Thirdly, community education about mental health is improving - although again, only very gradually. Public Health England recently emphasized how important adult education is to preventing mental illness, but I don't get a sense that Clinical Commissioning Groups in local authorities really know how to do community education in this area. However, I'm optimistic we will work this out - informal adult education is, in some ways, flourishing in this country, despite the austerity assault on libraries, through groups like the Reader Organization. We need to work out how to link this up better with the NHS.

Three areas where a lot more needs to be done:

Firstly, the understanding and treatment of psychosis, and particularly schizophrenia, still seems woeful to me. This isn't anyone's fault necessarily - it's a very hard condition to treat. All we can do is try and put more money into research, both of new drugs and particularly of talking therapy approaches. We need to be better at treating people when they first have a psychotic episode, because the trauma of being sectioned can really impact their long-term chances. And we need to work out how to help people with psychosis get back into work and community life - at the moment, they are often very marginalized and isolated. They're the forgotten people of our society, the unpeople.
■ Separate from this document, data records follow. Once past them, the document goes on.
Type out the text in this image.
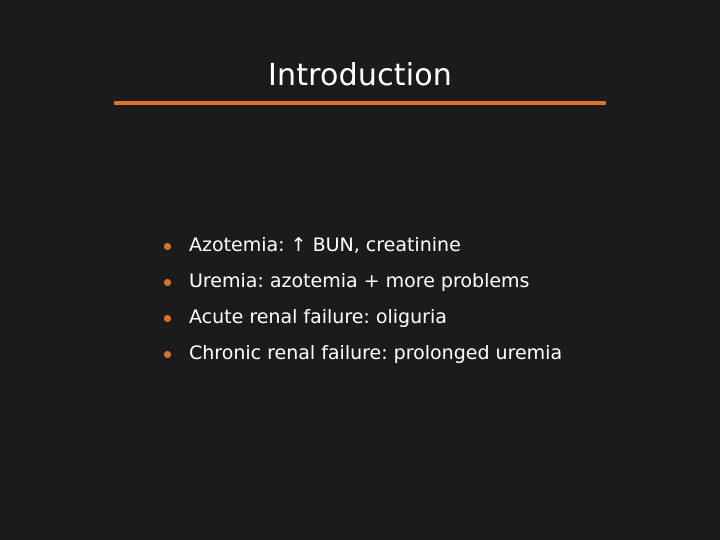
Introduction
Azotemia: ↑ BUN, creatinine
Uremia: azotemia + more problems
Acute renal failure: oliguria
Chronic renal failure: prolonged uremia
Secondly, child psychotherapy services could be a lot better. Again, more investment here could save a lot of money further down the road. Teenagers are too often sectioned in adult facilities a long way from their families. And, at the less extreme end of the spectrum, this government still doesn't know how to teach emotional intelligence in schools. The last ten years have seen education policy in this area go backwards, not forwards. We've become more obsessed with winning the 'global race' in exams rather than taking care of our young people.

Third, mental health in prisons seems to me an area that could be radically improved. The example of Wormwood Scrubs, where prisoners are locked up in cells on their own for most of the day because of staff shortages, is a particularly dire example. Again, the prison population are unpeople, invisible, off the policy radar.

Finally, I'd suggest the historic neglect of mental health policy is a consequence of materialism. Our ruling philosophy for the last 200 years has, to some extent, ignored the mind, ignored consciousness. The physical is what is real, therefore physical illnesses are given much more attention and money. That's beginning to change. We're waking up to the mind, to consciousness, and how it can make life a heaven or a hell.

And as we wake up to consciousness again, we're also returning to spiritual traditions where there is much wisdom about consciousness and how to heal and transform it. I'm not being hippy here. The two best and most evidence-based approaches for emotional disorders are CBT and mindfulness-CBT, which emerged directly from the ancient philosophies of Stoicism and Buddhism, respectively. We're also discovering that spiritual experiences through psychedelics can be profoundly healing for mental illness. There's a paradigm shift happening. This is a reason to be cheerful.

I think the next stage of this paradigm shift could be to connect  taking care of our selves with taking care of our planet. Rediscovering a good relationship with our inner nature is profoundly connected, I suggest, to rediscovering a good relationship with nature as a whole.

At the moment, mental health policy is still quite atomized, individualized and Cartesian. But people are slowly beginning to understand how healthy it is for us to spend time in nature, to rediscover a sense of connection and relationship to nature and to other animals. Stoicism, the source of CBT, made this connection between taking care of one's inner nature and discovering a connection to Nature as a whole.  We're beginning to make that connection once again.